I spent a good part of this afternoon at the Instituo Cultural Cabañas, like so many of the great cultural institutions in Mexico, housed in a recycled religious institution. Since the 1980s, it has been an art museum of international reputation,housing not only the great Mexican artists (Rivera, Siqueiros, Izquierod, Barragán, Toledo, etc.) but an eclectic collection of international artists — from Marcel Duchamp to Yoko Ono — as well.
The building itself had an interesting history, being considered the finest example of ecclesiastical neo-classical design by the late colonial artist and architect, Manuel Tolsá. It was not a meant as a church, nor a monastery, but as a shelter for destitute children. With the backing of Bishop Juan Cruz Ruiz de Cabañas y Crespo, though, Tolsá was free to over-design. He didn’t live to see the building to completion: 23 courtyards (plenty of room for playground equipment) lined with rooms of various sizes, and a chapel/refractory topped with both doric and ionic columned domes.
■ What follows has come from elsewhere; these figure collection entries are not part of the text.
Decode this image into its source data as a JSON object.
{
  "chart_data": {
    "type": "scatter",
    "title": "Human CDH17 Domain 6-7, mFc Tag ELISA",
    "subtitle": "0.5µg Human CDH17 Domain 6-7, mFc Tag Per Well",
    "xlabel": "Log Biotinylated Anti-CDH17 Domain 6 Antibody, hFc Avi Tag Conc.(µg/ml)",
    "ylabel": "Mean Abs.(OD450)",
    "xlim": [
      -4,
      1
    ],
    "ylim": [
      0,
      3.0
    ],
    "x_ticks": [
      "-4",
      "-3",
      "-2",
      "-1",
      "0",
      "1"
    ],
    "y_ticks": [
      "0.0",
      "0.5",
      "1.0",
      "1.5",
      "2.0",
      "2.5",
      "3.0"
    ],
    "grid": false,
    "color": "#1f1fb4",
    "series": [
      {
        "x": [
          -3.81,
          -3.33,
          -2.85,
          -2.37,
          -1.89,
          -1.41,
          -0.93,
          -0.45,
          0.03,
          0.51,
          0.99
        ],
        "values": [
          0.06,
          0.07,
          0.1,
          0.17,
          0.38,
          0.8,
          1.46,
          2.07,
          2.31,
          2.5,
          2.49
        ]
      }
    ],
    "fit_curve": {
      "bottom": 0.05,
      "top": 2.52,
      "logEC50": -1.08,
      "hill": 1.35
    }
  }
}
Bad timing. The Casa de Caridad y Misericordia opened in 1810, the same year the war for Independence broke out. It was a military barracks for the next seventeen years, finally opening its doors as a shelter in 1829 — on and off. The clean lines and open design made it an ideal military barracks during the troubled early years of the Republic, the kids being tossed into the streets again and again as various generals and caudillos fought for control. After the Reform Wars, it FINALLY was turned over to the Sisters of Charity, although, of course, by then ecclesiastical properties became state properties. The nuns were replaced by state workers in 1912. In 1937, Jalisco native son, Jose Clemente Orozco was hired to paint the chapel interior.
Orozco had overcome his own traumatic childhood (he never knew his father, and lost a hand in an accident) and had served as a foot soldier in the Revolution. The religious and charitable impulse that went into building that chapel, coupled with its history of use by military forces, matched the perfect artist with the perfect medium.
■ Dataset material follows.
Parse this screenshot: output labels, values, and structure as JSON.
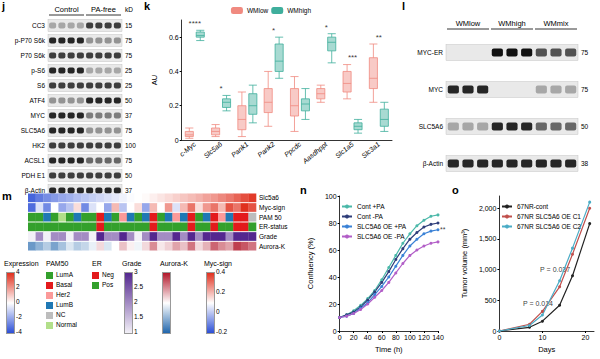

As Octavio Paz wrote (Los Privilegios de la vista):
History is not, for Orozco, an epic of heroes, villains and peoples, a temporal progression endowed with purpose and sense. History is a mystery, in the religious sense of the word. It is the mystery of transfiguration of men into heroes; of willing victims whose blood sacrifice transforms them into living emblems of the human condition. Orozco neither shows, nor tells. Much less does he interpret. He only looks at the facts to seek a revelation.
Orozco, unlike Rivera and the other muralists, knew first hand the dehumanizing effects of war. A skeptic, he never mythologized the past … recognizing both the glories of the pre-hispanic world, while at the same time the militaristic, hierarchal, ecclesiastical structure that made it possible. The same oppressive over-lay of the Conquest, New Spain, the Republic… and even — under a different guise — of the Revolution in which he fought. All with notable exceptions… the humane impulse, “progress” for lack of a better word, was always there… but always subject to subversion and only knowable as myth.
Consider that invaluable friend of man, beloved by Mexicans, the horse. And how the horse came to Mexico. On the roof of the chapel, Orozco’s vision of the conquest is that friend of man — and the crown of Spain — transfigured into a weapon of destruction.
As is said of the Conquest (and of Mexican history) the horse was “neither a triumph nor a tragedy, but the birth-pangs of a people”. It’s odd, to see people laying on their backs (and doing so myself — the chapel has benches and you are encouraged to lie down and contemplate the ceiling) engrossed in their own painful birth as a people.